Eine Firma beschäftigte eine Frau vom 1. November 1996 bis zum 31. Juli 2017 als Steuerfachangestellte und Bilanzbuchhalterin. Nach der Beendigung des Arbeitsverhältnisses zahlte die Firma der Frau zur Abgeltung von 14 Urlaubstagen 3.201,38 Euro brutto. Der weitergehenden Forderung der Frau, Urlaub im Umfang von 101 Arbeitstagen aus den Vorjahren abzugelten, kam die Firma nicht nach. Das Arbeitsgericht wies die Klage der Frau ab. Dagegen sprach das Landesarbeitsgericht der Frau 17.376,64 Euro brutto zur Abgeltung weiterer 76 Arbeitstage zu. Nach Ansicht des LAG waren die Urlaubsansprüche noch nicht verjährt.

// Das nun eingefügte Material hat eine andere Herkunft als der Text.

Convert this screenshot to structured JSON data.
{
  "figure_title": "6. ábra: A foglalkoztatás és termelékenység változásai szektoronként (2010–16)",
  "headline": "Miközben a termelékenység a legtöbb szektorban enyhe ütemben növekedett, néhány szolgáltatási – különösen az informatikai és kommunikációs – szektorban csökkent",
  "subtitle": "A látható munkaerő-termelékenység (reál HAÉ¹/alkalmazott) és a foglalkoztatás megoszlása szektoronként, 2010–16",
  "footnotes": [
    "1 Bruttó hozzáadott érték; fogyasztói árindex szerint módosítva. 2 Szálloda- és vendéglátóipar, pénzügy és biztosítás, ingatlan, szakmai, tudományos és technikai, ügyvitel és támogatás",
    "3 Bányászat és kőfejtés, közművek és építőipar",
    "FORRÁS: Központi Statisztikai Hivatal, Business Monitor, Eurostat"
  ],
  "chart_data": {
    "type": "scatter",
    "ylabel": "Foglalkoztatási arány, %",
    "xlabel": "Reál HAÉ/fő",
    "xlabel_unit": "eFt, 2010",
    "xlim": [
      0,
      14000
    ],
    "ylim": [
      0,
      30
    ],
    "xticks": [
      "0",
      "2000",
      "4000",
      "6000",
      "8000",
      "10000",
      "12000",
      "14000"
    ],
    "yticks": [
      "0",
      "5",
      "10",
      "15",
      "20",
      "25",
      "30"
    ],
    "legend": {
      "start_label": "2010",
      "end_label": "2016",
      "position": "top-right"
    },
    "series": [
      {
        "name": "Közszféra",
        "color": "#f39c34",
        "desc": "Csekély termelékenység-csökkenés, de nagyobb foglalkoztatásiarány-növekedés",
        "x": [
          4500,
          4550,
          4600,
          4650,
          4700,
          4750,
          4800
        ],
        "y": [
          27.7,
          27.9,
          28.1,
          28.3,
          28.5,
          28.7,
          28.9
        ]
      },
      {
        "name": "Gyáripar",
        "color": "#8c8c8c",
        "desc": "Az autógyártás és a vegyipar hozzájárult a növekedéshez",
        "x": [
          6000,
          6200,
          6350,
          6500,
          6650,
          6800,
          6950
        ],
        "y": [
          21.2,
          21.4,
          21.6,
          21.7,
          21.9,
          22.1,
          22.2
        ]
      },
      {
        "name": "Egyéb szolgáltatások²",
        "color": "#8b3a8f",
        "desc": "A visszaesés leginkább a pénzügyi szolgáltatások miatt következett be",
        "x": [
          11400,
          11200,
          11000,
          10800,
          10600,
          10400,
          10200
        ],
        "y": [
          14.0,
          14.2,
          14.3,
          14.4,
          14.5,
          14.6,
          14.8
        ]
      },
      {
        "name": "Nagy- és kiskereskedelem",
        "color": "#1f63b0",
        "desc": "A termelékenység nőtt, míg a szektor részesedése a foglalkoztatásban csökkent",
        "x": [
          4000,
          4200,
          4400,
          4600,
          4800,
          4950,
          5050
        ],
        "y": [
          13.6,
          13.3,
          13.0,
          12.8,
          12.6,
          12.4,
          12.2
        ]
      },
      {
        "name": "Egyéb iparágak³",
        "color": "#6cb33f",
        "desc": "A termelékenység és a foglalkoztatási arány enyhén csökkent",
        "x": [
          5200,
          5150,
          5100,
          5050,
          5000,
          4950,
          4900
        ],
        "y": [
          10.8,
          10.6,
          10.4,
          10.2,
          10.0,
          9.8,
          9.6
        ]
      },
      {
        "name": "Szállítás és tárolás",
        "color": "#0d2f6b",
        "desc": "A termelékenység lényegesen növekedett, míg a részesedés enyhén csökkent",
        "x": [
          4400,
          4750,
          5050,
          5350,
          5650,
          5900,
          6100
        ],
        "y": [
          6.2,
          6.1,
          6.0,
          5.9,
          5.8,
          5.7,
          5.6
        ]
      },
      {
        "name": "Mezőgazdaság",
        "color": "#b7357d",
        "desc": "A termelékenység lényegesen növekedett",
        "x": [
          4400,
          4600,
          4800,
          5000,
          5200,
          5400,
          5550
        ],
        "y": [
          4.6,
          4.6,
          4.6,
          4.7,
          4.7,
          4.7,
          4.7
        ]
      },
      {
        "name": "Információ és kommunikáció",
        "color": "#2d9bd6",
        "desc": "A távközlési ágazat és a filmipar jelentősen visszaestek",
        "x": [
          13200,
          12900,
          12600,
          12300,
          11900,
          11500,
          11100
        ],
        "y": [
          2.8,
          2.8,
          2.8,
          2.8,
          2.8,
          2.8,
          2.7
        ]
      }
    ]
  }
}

Das war auch die Meinung der Richterinnen und Richter am BAG, die die Revision zurückwiesen. Zwar finden die Vorschriften des BGB über die Verjährung auf den gesetzlichen Mindesturlaub Anwendung. Die regelmäßige Verjährungsfrist von drei Jahren beginnt bei einer richtlinienkonformen Auslegung des § 199 Abs. 1 BGB jedoch nicht zwangsläufig mit Ende des Urlaubsjahres, sondern erst mit dem Schluss des Jahres, in dem der Arbeitgeber den Arbeitnehmer über seinen konkreten Urlaubsanspruch und die Verfallfristen belehrt und der Arbeitnehmer den Urlaub dennoch aus freien Stücken nicht genommen hat. Das BAG hat damit die Vorgaben des Gerichtshofs der Europäischen Union aufgrund der Vorabentscheidung vom 22. September 2022 umgesetzt.
Nach der Rechtsprechung des Gerichtshofs tritt der Zweck der Verjährungsvorschriften, die Gewährleistung von Rechtssicherheit, in der vorliegenden Fallkonstellation hinter dem Ziel von Art. 31 Abs. 2 der Charta der Grundrechte der Europäischen Union zurück, die Gesundheit des Arbeitnehmers durch die Möglichkeit der Inanspruchnahme von Urlaub zu schützen. Die Gewährleistung der Rechtssicherheit dürfe nicht als Vorwand dienen, um zuzulassen, dass sich der Arbeitgeber auf sein eigenes Versäumnis berufe, den Arbeitnehmer in die Lage zu versetzen, seinen Anspruch auf bezahlten Jahresurlaub tatsächlich auszuüben. Der Arbeitgeber könne die Rechtssicherheit gewährleisten, indem er seine Verpflichtungen gegenüber dem Arbeitnehmer nachhole.
Die Firma hat die Frau nicht durch Erfüllung der Aufforderungs- und Hinweisverpflichtung in die Lage versetzt, ihren Urlaubsanspruch wahrzunehmen. Die Ansprüche verfielen deshalb weder am Ende des Kalenderjahres noch eines zulässigen Übertragungszeitraums. Die Firma kann sich auch nicht darauf berufen, dass der nicht gewährte Urlaub bereits während
des laufenden Arbeitsverhältnisses nach Ablauf von drei Jahren verjährt sei. Den Anspruch auf Abgeltung des Urlaubs hat die Frau innerhalb der Verjährungsfrist von drei Jahren erhoben.